Can you complete the expression $2 \underline{ }\, \underline{ }\, \underline{ } \,\underline{ } 5 = 2015$?
Can you complete the expression
$2 \underline{ } \, \underline{ }\, \underline{ } \, \underline{ } 5 = 2015$
and make it correct by replacing two underscores with a selection of the operational symbols $+, - , /, \times$ and the other two underscores with digits $0,1,\ldots,9$?
I have been working on this problem for quite a while now where my main strategy has simply been trial and error.
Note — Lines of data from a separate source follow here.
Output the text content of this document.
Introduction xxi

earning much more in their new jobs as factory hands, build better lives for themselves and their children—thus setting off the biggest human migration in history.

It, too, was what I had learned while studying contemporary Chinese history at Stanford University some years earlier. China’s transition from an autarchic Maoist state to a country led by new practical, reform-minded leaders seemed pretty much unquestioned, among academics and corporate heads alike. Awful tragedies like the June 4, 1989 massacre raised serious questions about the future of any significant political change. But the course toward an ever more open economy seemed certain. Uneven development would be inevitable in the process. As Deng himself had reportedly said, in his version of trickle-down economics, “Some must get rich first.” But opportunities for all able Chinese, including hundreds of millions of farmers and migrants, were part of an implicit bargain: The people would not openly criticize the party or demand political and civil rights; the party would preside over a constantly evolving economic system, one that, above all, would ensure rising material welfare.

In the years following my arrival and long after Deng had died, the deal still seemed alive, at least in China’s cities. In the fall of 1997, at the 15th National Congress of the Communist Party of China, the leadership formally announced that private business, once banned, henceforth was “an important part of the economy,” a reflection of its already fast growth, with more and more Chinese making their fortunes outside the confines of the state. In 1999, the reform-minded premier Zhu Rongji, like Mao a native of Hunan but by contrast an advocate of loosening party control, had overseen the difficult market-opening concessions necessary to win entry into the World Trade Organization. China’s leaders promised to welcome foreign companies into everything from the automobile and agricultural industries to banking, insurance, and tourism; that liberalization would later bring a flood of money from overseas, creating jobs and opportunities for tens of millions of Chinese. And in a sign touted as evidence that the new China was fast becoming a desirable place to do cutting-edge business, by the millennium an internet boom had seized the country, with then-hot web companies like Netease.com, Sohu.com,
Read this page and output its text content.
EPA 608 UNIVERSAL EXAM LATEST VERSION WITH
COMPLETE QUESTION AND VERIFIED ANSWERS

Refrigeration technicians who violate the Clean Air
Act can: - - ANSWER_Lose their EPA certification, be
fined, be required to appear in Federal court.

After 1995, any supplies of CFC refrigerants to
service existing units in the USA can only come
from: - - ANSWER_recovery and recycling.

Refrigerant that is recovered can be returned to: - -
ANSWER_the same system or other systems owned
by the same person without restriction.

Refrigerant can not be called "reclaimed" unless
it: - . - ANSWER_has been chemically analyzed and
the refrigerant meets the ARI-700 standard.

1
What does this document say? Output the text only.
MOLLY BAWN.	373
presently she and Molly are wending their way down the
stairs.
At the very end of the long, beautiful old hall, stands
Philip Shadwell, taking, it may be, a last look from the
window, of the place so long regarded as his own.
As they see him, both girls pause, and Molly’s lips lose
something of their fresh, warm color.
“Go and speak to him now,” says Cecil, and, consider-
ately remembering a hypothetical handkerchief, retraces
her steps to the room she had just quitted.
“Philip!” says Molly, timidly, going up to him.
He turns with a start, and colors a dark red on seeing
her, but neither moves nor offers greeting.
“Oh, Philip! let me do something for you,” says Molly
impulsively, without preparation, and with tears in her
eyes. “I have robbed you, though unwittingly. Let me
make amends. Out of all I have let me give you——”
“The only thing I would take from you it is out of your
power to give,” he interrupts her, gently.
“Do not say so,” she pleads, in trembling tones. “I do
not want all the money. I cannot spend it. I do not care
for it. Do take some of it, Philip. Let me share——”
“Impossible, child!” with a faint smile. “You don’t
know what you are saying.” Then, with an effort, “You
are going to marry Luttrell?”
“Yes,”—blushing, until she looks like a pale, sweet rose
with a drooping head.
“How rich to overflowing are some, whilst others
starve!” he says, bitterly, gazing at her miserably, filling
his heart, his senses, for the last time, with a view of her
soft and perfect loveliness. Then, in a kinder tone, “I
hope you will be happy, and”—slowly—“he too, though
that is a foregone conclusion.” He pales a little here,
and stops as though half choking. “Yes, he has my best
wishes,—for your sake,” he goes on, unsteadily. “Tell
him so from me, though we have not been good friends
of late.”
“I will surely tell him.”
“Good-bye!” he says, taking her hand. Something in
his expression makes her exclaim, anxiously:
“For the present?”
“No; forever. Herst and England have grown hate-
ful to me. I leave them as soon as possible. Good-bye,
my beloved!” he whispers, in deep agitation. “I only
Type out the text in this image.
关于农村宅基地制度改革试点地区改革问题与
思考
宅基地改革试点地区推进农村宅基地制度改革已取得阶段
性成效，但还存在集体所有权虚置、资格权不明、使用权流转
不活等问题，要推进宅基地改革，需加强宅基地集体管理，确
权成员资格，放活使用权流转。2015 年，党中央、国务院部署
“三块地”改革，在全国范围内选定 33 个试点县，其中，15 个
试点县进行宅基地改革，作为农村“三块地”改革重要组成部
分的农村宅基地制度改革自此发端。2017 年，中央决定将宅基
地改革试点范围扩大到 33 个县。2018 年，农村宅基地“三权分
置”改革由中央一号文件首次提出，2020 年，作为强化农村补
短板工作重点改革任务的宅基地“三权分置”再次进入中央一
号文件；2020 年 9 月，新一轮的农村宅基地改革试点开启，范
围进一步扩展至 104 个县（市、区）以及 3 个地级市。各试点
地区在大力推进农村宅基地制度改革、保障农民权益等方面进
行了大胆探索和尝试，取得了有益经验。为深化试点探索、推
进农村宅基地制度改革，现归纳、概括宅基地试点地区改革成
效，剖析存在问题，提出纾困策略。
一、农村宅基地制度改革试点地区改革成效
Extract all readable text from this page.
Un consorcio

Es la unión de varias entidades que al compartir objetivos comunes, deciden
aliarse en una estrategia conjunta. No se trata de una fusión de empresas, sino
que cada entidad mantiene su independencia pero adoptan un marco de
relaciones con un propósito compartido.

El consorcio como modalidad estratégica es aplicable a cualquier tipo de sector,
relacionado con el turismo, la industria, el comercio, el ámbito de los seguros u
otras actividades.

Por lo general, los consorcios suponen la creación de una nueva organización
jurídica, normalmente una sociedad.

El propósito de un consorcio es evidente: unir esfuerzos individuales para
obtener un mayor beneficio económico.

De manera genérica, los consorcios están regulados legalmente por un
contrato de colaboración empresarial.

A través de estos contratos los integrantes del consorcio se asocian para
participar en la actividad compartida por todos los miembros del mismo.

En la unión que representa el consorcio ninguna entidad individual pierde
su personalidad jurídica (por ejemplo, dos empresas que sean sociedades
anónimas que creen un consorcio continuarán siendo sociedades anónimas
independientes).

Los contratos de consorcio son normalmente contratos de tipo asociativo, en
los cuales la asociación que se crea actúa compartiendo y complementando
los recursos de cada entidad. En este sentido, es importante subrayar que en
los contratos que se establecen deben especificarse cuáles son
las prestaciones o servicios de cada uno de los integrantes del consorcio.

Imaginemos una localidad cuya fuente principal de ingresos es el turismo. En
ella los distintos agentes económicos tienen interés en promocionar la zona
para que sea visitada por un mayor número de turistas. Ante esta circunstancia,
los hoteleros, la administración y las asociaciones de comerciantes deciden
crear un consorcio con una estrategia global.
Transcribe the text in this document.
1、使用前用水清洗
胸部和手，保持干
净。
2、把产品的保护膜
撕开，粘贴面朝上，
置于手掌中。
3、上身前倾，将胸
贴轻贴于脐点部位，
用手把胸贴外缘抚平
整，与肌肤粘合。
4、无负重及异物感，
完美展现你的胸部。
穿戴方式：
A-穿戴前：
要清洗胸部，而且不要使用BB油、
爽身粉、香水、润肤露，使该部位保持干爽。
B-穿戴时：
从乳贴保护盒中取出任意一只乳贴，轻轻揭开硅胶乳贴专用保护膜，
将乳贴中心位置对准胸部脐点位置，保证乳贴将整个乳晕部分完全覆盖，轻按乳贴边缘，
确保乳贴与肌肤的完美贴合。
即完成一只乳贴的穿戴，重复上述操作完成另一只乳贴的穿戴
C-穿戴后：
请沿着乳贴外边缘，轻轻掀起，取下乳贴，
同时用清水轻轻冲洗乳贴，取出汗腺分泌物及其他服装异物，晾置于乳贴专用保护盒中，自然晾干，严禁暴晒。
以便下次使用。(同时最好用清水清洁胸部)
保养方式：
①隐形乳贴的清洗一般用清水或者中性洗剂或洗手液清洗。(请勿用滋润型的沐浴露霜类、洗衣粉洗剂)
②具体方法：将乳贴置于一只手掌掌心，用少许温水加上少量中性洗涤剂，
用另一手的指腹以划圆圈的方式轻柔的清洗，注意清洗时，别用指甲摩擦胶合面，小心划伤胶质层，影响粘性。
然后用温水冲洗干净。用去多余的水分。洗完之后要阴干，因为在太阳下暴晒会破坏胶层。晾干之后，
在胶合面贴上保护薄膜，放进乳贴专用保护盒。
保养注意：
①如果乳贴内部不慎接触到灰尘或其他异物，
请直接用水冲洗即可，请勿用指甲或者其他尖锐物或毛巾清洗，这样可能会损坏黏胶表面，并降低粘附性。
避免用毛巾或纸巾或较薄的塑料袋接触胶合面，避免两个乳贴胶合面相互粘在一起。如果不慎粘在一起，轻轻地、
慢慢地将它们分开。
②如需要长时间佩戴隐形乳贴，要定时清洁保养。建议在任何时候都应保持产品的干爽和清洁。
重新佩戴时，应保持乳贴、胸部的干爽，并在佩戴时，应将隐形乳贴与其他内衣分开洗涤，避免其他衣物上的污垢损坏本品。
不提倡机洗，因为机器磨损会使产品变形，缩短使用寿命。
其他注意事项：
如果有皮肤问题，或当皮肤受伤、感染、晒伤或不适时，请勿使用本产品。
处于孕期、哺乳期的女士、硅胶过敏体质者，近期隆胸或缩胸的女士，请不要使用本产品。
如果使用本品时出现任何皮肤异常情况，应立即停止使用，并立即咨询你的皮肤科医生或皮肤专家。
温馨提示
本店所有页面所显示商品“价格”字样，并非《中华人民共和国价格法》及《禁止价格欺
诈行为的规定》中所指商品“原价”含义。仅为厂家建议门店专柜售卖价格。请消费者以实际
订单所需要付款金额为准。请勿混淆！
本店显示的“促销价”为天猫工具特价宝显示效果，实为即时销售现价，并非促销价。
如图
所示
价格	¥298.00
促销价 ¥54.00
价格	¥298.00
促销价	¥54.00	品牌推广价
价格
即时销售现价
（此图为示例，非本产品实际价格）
However, I still can't seem to find a combination of operational symbols and digits where the result gives me 2015. If this is in fact not possible I would greatly appreciate an explanation and if it is possible, I would greatly appreciate an explanation of how you were able to solve it.
Thank you.
Exactly two underscores must be occupied by operators. Furthermore, no two operators can be placed adjacently, as this would be syntactically meaningless. Hence, there are only three possible arrangements of digit and operator positions:
- $2$ # @ # @ $5$
- $2$ @ # @ # $5$
- $2$ @ # # @ $5$
For each case, we choose the digits and operators that give the largest possible output, to see if it actually possible to reach the required neighborhood of values.
By inspection, I think it is fairly obvious that for each of the three cases above, filling the blanks with 9's and multiplication in the indicated positions (# for number, @ for operator) yields the largest possible output for each case:
- $2 9 \times 9 \times 5 = 1305$
- $2 \times 9 \times 9 5 = 1710$
- $2 \times 9 9 \times 5 = 990$
Any other digits or operators decrease the output, hence it is not possible to reach the neighborhood of $2015$, and therefore (I'm quite sure) the task is not possible.
No where in the puzzle forces us to interpret the digits as decimal numbers.
In base $8$, we have:
$$21 \times +75 = 2015$$
This is not possible, the largest number we can make using two operations and two digits is given by $$ 2 \cdot 9\cdot 95=1710<2015$$ so this problem has no solution stated as such. Of course if you relax the condition 2 operations-2 digits then, as proposed by 5xum (who proposed 2010+5), it is much easier.
The puzzle does not restrict the operations to binary, so using +
as a unary operator opens up even more possibilities and allows to reach higher numbers. It seemed promising at first, but sadly none of the possibilities is 2015. Here's a table:
$$ 2\mathrm{X} \times +\mathrm{Y}5$$
Brute force solution
I originally wrote the solution for 5 slots, with only 4 slots this approach proves that only two solution candidates appear: 2010+5
and 2020-5
. Obviously these don't match the criterium so it is proved that no solution exists. For illustration I will hereby show how I found the solution for when there are 5 slots.
Approach
It can easily be seen that there there are just a limited number of possibilities here. A simple upper bound can be found by considering that each slot can be occupied by 14 different characters, and there are 5 slots. As such we can simply try roughly half a million possibilities (14^5 to be exact) and evaluate the solution.
Matlab code
v = ['0':'9' '+' '-' '*' '/'];
results = [];
for a=v
for b=v
for c=v
for d=v
for e=v
x = false;
s = ['x = 2' a b c d e '5 == 2015;'];
try
eval(s);
catch
end
if x
results = [results; s];
end
end
end
end
end
end
Results
x = 2000+15 == 2015;
x = 2010+05 == 2015;
x = 2010++5 == 2015;
x = 2010--5 == 2015;
x = 2020+-5 == 2015;
x = 2020-05 == 2015;
x = 2020-+5 == 2015;
x = 2030-15 == 2015;
x = 2040-25 == 2015;
x = 2050-35 == 2015;
x = 2060-45 == 2015;
x = 2070-55 == 2015;
x = 2080-65 == 2015;
x = 2090-75 == 2015;
x = 20+1995 == 2015;
x = 2100-85 == 2015;
x = 2110-95 == 2015;
Conclusion
Most combinations do not meet the restriction of having exactly 2 operators, but some do. My personal favorite which I would personally consider to be the answer:
2010--5 == 2015